Un déferlement de commentaires négatifs finalement révélateurs de notre société et de son incapacité à voir les femmes autrement que comme des petits êtres fragiles. Et pour cause, historiquement, la plupart des conseils donnés aux femmes enceintes en ce qui concerne leur pratique sportive sont confus, voire faux.

Faire du sport pendant la grossesse

La championne Caley Reece est loin d'être la seule à avoir voulu casser les codes, en poursuivant son entraînement malgré sa grossesse. On se rappelle par exemple aux Jeux Olympiques de Londres, en 2012, de Nur Suryani Mohamed Taibi, une sportive originaire de Malaisie enceinte de huit mois, ayant participé aux épreuves de tir à la carabine. Ou encore en 2014, lors des championnats des Etats-Unis, où la quintuple championne nationale Alysia Montano, a concouru au 800m. Et plus récemment, l'Américaine Sarah Brown qui, malgré la naissance de son enfant, a continué ses entraînements pour avoir une chance de participer aux Jeux Olympiques de Rio, l'été dernier. Autant de femmes épanouies tant sur la piste ou sur le terrain d'entraînement qu'en tant que mères et, qui n'ont pas connu de complications liées à leur grossesse. Il faut également savoir que, comme toute femme enceinte, elles ont été suivies par des médecins qui n'ont pas émis de contre-indication.

Elles sont loin d'être des cas isolés et encore moins irresponsables. Contrairement aux idées reçues, être enceinte n'oblige pas à abandonner le sport. Les professionnels de santé recommandent même de continuer à pratiquer une activité physique, au cours de la grossesse. Et une récente étude menée à Lausanne, en Suisse, à la demande du Comité International Olympique (CIO) le prouve notamment. "La pratique sportive ne nuit ni au foetus, ni à la mère", affirme le professeur Kari Bo de l'Ecole norvégienne des sciences du sport et co-auteur de l'étude.
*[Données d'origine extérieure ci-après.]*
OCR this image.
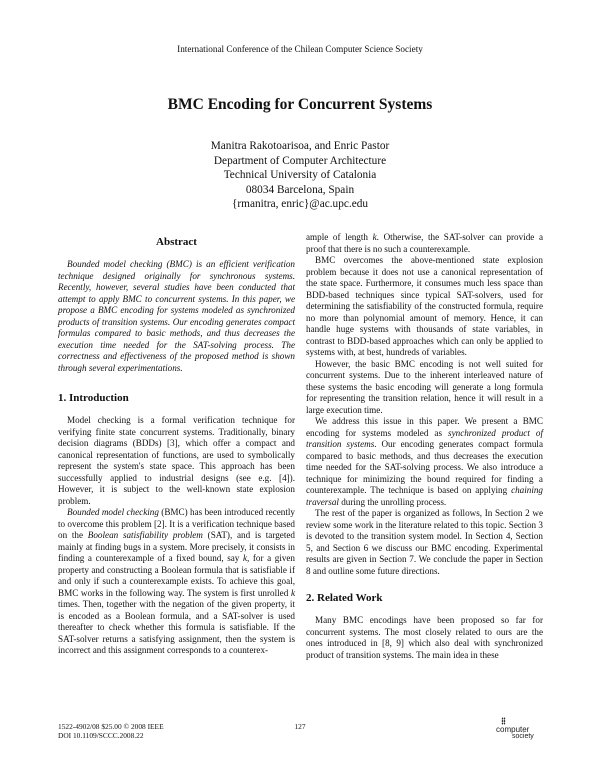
International Conference of the Chilean Computer Science Society
BMC Encoding for Concurrent Systems
Manitra Rakotoarisoa, and Enric Pastor
Department of Computer Architecture
Technical University of Catalonia
08034 Barcelona, Spain
{rmanitra, enric}@ac.upc.edu
Abstract

Bounded model checking (BMC) is an efficient verification technique designed originally for synchronous systems. Recently, however, several studies have been conducted that attempt to apply BMC to concurrent systems. In this paper, we propose a BMC encoding for systems modeled as synchronized products of transition systems. Our encoding generates compact formulas compared to basic methods, and thus decreases the execution time needed for the SAT-solving process. The correctness and effectiveness of the proposed method is shown through several experimentations.

1. Introduction

Model checking is a formal verification technique for verifying finite state concurrent systems. Traditionally, binary decision diagrams (BDDs) [3], which offer a compact and canonical representation of functions, are used to symbolically represent the system's state space. This approach has been successfully applied to industrial designs (see e.g. [4]). However, it is subject to the well-known state explosion problem.

Bounded model checking (BMC) has been introduced recently to overcome this problem [2]. It is a verification technique based on the Boolean satisfiability problem (SAT), and is targeted mainly at finding bugs in a system. More precisely, it consists in finding a counterexample of a fixed bound, say k, for a given property and constructing a Boolean formula that is satisfiable if and only if such a counterexample exists. To achieve this goal, BMC works in the following way. The system is first unrolled k times. Then, together with the negation of the given property, it is encoded as a Boolean formula, and a SAT-solver is used thereafter to check whether this formula is satisfiable. If the SAT-solver returns a satisfying assignment, then the system is incorrect and this assignment corresponds to a counterex-

ample of length k. Otherwise, the SAT-solver can provide a proof that there is no such a counterexample.

BMC overcomes the above-mentioned state explosion problem because it does not use a canonical representation of the state space. Furthermore, it consumes much less space than BDD-based techniques since typical SAT-solvers, used for determining the satisfiability of the constructed formula, require no more than polynomial amount of memory. Hence, it can handle huge systems with thousands of state variables, in contrast to BDD-based approaches which can only be applied to systems with, at best, hundreds of variables.

However, the basic BMC encoding is not well suited for concurrent systems. Due to the inherent interleaved nature of these systems the basic encoding will generate a long formula for representing the transition relation, hence it will result in a large execution time.

We address this issue in this paper. We present a BMC encoding for systems modeled as synchronized product of transition systems. Our encoding generates compact formula compared to basic methods, and thus decreases the execution time needed for the SAT-solving process. We also introduce a technique for minimizing the bound required for finding a counterexample. The technique is based on applying chaining traversal during the unrolling process.

The rest of the paper is organized as follows, In Section 2 we review some work in the literature related to this topic. Section 3 is devoted to the transition system model. In Section 4, Section 5, and Section 6 we discuss our BMC encoding. Experimental results are given in Section 7. We conclude the paper in Section 8 and outline some future directions.

2. Related Work

Many BMC encodings have been proposed so far for concurrent systems. The most closely related to ours are the ones introduced in [8, 9] which also deal with synchronized product of transition systems. The main idea in these

1522-4902/08 $25.00 © 2008 IEEE
DOI 10.1109/SCCC.2008.22
127
⁞⁞
computer
society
Et, dans un article paru dans L'Obs, le gynécologue-obstétricien Bernard Hédon va dans ce même sens. Selon lui, il est bon pour une femme de "continuer à faire du sport pendant la grossesse si cela s'inscrit dans le prolongement son mode de vie. Une telle situation est préférable à celle d'une future maman qui fait du sport quotidiennement et s'interrompt brutalement". Mais le spécialiste tient toutefois à mettre en garde en expliquant par ailleurs que, commencer une nouvelle activité sportive au moment de sa grossesse est, par contre, à éviter.

Finalement, l'histoire de la boxeuse Caley Reece nous rappelle encore une fois qu'une femme peut mener sa grossesse comme elle l'entend à partir du moment où elle ne met pas en danger la vie de son enfant et que, quoi qu'il arrive, la future mère reste son meilleur juge au cours de ces neuf mois.